Fuente: INE — Proyección de Hogares 2026–2041
El envejecimiento como segunda presión: más mayores solos, más demanda de producto adaptado
Junto a la migración y la atomización del hogar, el envejecimiento es el tercer vector demográfico con impacto directo sobre el mercado residencial. El porcentaje de población de 65 años y más pasará del 21,1% actual al 30,9% en 2076 — prácticamente uno de cada tres españoles. Aunque el horizonte temporal es largo, el proceso ya está en marcha: la generación del baby boom español está comenzando a cruzar ese umbral ahora mismo, y sus necesidades residenciales son distintas a las de la población en edad de trabajar.
Un hogar de persona mayor que vive sola — el segmento de más rápido crecimiento — demanda vivienda accesible, de tamaño reducido, cerca de servicios sanitarios y con buenas conexiones de transporte público. Es un perfil que también se solapa con el del inquilino urbano, pero con características específicas de producto que el mercado residencial convencional no siempre cubre. La combinación de envejecimiento y atomización del hogar abre una ventana de oportunidad para el coliving senior, las residencias con servicios y la vivienda adaptada en alquiler — tipologías que en España están aún en fase incipiente frente a mercados más maduros como el alemán o el neerlandés.
La brecha entre la demanda proyectada y la producción actual de vivienda
145.000 hogares nuevos al año durante 15 años. Ese es el ritmo que las proyecciones del INE implican. La producción actual de vivienda nueva en España se sitúa en torno a 100.000-110.000 visados anuales — muy lejos de esa cifra, y sin tendencia clara a acelerar en el corto plazo dado el coste del suelo, los problemas de mano de obra en la construcción y la tardanza en los procesos de licencia. La brecha entre la demanda estructural que dibujan estas proyecciones y la capacidad del sector para generar oferta nueva es uno de los argumentos más sólidos que existen para explicar — y para proyectar — la presión alcista sostenida sobre los precios de la vivienda, tanto en compra como en alquiler, en los mercados más tensionados.

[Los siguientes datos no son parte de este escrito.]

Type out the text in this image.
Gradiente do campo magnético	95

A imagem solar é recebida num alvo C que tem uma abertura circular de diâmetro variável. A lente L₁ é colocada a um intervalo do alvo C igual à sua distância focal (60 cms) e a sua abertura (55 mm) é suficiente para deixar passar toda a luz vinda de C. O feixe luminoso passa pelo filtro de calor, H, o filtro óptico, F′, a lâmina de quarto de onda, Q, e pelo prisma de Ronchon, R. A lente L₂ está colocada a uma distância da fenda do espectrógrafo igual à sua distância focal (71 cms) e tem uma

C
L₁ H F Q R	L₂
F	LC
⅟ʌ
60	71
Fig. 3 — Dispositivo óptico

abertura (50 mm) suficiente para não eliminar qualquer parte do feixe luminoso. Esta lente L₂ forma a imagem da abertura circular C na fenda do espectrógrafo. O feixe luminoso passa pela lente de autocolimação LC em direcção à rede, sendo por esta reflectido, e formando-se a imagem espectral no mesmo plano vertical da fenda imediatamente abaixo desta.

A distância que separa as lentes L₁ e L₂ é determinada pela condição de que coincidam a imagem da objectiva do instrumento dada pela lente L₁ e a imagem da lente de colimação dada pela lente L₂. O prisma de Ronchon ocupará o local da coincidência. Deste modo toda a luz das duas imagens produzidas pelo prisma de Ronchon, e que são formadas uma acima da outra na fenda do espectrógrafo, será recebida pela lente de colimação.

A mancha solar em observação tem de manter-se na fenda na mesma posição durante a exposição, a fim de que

No todas las ciudades vivirán esta tensión con la misma intensidad. Las comunidades con mayor proyección de crecimiento — Comunitat Valenciana, Baleares, Murcia, Canarias — serán las que más acusen el desequilibrio. Madrid y Cataluña, por su peso absoluto, concentrarán el mayor volumen de demanda nueva en términos absolutos. Y las regiones en declive demográfico — Extremadura, Asturias, partes de Castilla y León — enfrentarán el reto opuesto: mercados con exceso de oferta relativa y dificultades para sostener el valor del parque residencial existente.
Las proyecciones del INE no son una predicción, pero sí la mejor estimación disponible sobre hacia dónde va la demografía española. Y lo que dicen para el mercado residencial es inequívoco: la demanda de vivienda en España tiene un suelo estructural muy sólido para los próximos quince años, impulsado por migración, atomización del hogar y envejecimiento. El problema no es si habrá demanda. El problema es si habrá suficiente oferta para absorberla.